3. Başvuru, başvuru formu ve eklerinin idari yönden yapılan ön
incelemesinden sonra Komisyona sunulmuştur.
4. Komisyonca başvurunun kabul edilebilirlik incelemesinin Bölüm
tarafından yapılmasına karar verilmiştir.
III. OLAY VE OLGULAR
5. Başvuru formu ve eklerinde ifade edildiği şekliyle ilgili
olaylar özetle şöyledir:
6. Başvurucuların müşterek çocukları İ.E., C. İnşaat San. Tic.

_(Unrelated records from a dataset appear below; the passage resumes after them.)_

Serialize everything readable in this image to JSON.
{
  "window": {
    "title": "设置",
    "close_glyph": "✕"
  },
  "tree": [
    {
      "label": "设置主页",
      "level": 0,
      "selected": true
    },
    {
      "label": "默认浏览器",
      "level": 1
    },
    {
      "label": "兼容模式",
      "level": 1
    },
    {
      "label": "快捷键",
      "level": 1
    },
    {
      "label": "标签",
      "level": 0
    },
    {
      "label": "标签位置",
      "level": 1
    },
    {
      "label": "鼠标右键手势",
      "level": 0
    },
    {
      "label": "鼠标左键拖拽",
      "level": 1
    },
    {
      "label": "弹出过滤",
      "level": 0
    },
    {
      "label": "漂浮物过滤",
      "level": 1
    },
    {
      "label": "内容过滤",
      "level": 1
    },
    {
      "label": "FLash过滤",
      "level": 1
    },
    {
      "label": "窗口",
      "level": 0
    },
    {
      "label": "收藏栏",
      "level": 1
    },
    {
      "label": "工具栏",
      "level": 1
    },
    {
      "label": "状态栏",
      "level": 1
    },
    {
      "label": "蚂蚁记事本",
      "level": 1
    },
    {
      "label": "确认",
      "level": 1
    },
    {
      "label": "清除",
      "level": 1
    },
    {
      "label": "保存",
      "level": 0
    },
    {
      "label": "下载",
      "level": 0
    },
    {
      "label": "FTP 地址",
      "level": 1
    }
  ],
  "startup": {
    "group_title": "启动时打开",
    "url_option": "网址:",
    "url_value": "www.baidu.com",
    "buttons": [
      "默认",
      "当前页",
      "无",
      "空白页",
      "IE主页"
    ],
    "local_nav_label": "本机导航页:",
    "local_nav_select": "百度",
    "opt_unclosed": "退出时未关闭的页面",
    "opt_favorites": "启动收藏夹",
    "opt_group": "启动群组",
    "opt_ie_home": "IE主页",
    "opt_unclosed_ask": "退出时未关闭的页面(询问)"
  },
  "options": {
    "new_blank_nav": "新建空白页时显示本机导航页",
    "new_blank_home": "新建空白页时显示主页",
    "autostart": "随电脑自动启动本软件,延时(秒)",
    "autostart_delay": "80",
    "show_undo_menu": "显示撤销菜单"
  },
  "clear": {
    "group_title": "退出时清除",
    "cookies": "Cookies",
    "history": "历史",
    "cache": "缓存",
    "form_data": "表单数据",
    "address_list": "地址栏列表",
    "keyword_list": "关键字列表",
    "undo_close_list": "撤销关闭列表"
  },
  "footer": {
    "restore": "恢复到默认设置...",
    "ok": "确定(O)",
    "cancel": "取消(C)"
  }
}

A.Ş. unvanlı şirketin Trabzon ili Maçka ilçesinde bulunan inşaatında araç
şoförü olarak çalışmakta iken dere tahkimat alanında kalarak 13/1/2007
tarihinde ölmüştür.
7. Olayla ilgili olarak Maçka Cumhuriyet Başsavcılığınca
başlatılan soruşturma sonucunda 9/3/2007 tarihinde ''...yapılan inceleme ve keşif sonucunda bu kazadan dolayı tüm kusurun
müteveffa [İ.E.de] olduğu olduğu, şüphelilerin kazada kusursuz oldukları
anlaşıldığı...'' gerekçesiyle kovuşturmaya yer olmadığına dair karar
verilmiştir.
8. Anılan karara yapılan itiraz, Rize Ağır Ceza Mahkemesinin
9/4/2007 tarihli kararı ile reddedilmiş ve karar bu tarihte kesinleşmiştir.
9. İ.E.nin ölümü nedeniyle
başvurucular, maddi zararları için 2007 yılında, manevi zararları için ise 2010
yılında Maçka Asliye Hukuk Mahkemesinde (Mahkeme) olayda kusurlu olduğunu
değerlendirdikleri şirket aleyhine tazminat davası açmışlardır.
10. Aralarında maddi bağlantı olduğu gerekçesiyle farklı
yıllarda açılan her iki davanın birleştirilmesi sonrasında Mahkeme, maddi
tazminat yönünden açılan davanın reddine; manevi tazminat yönünden ise her iki
başvurucu lehine ayrı ayrı ödenmek üzere 15.000 TL tazminata 25/10/2011
tarihinde hükmetmiştir.
11. Anılan kararın temyiz edilmesi üzerine Yargıtay 21. Hukuk
Dairesi, belirlenen tazminatın az takdir edildiği gerekçesiyle hükmün
bozulmasına 15/1/2013 tarihinde karar vermiştir.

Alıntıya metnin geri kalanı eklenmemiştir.